The time you can save by avoiding the store and crowds can be spent searching for the best deals on great produce and healthy food options.
13. Get the App
There are quite a few grocery apps out there that are designed to help save you money, time, and hassle at the grocery store. You can also attach your store loyalty cards to this app, so you always have them and don’t have to carry a bunch of little plastic cards with you.
14. Shop the Outside
Most grocery stores are set up so the perimeter of the store is filled with healthier items like fresh and frozen fruits and vegetables, meats, dairy, etc. Typically, the center of the store has processed foods and items that aren’t as healthy. To stick to your healthy eating goals, shop the outside.
15. Shop Around
Check out your local grocery stores and learn their schedules. You may find that one store has great meat sales on Fridays, but that you can pick up produce in another store for less any day of the week. Give up on having a favorite grocery store, and shop around for the best deals.
The Bottom Line
Eating healthy and saving money don’t usually go hand-in-hand, but you can find a way to do both with a lot of planning, some thoughtful understanding of foods, and a little creativity.

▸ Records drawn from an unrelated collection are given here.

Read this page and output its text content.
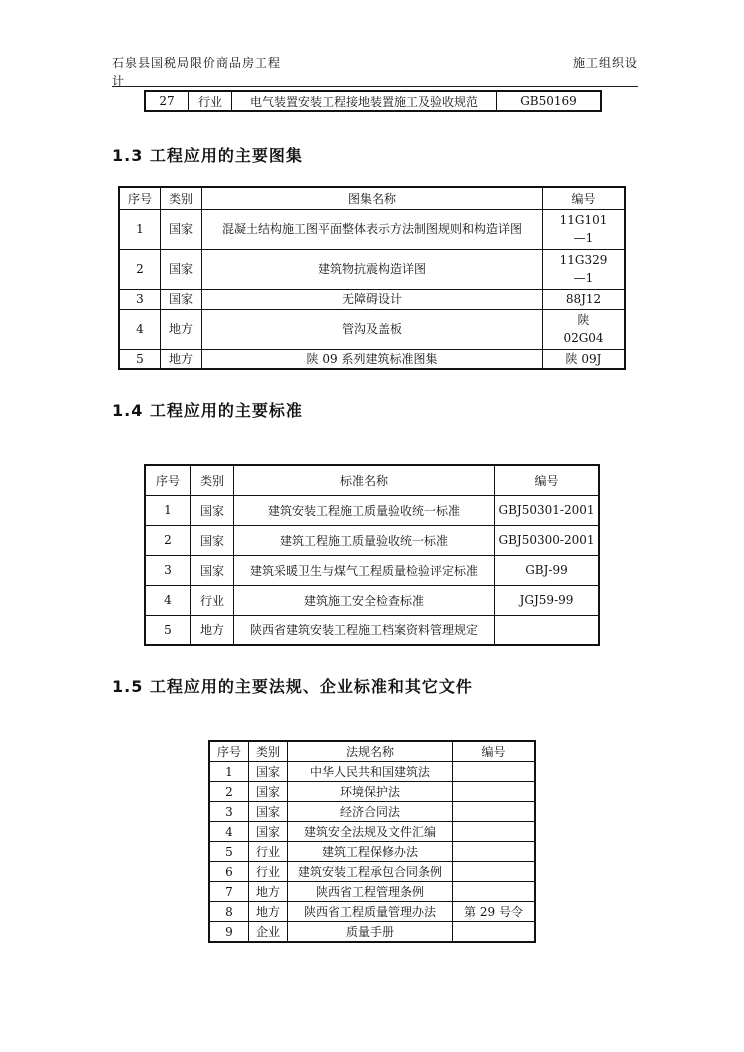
石泉县国税局限价商品房工程	施工组织设
计
27	行业	电气装置安装工程接地装置施工及验收规范	GB50169
1.3 工程应用的主要图集
序号	类别	图集名称	编号
1	国家	混凝土结构施工图平面整体表示方法制图规则和构造详图	11G101
—1
2	国家	建筑物抗震构造详图	11G329
—1
3	国家	无障碍设计	88J12
4	地方	管沟及盖板	陕
02G04
5	地方	陕 09 系列建筑标准图集	陕 09J
1.4 工程应用的主要标准
序号	类别	标准名称	编号
1	国家	建筑安装工程施工质量验收统一标准	GBJ50301-2001
2	国家	建筑工程施工质量验收统一标准	GBJ50300-2001
3	国家	建筑采暖卫生与煤气工程质量检验评定标准	GBJ-99
4	行业	建筑施工安全检查标准	JGJ59-99
5	地方	陕西省建筑安装工程施工档案资料管理规定	
1.5 工程应用的主要法规、企业标准和其它文件
序号	类别	法规名称	编号
1	国家	中华人民共和国建筑法	
2	国家	环境保护法	
3	国家	经济合同法	
4	国家	建筑安全法规及文件汇编	
5	行业	建筑工程保修办法	
6	行业	建筑安装工程承包合同条例	
7	地方	陕西省工程管理条例	
8	地方	陕西省工程质量管理办法	第 29 号令
9	企业	质量手册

Sales, coupons, discounts, and apps that manage it all are a big first step as they let you get the foods you want at better prices. Knowing the best times of year to buy fresh and when to turn to frozen can help you save on fruits and vegetables. Speaking of frozen, using your freezer often lets you buy great foods when there’s a sale or when they’re in season. Frozen leftovers also make cooking healthy, less of a chore.
Finally, get to know your local stores, the prices they charge, and the deals they offer. Then take advantage of this knowledge. You can eat better and save money, and you might find that it’s fun to do both.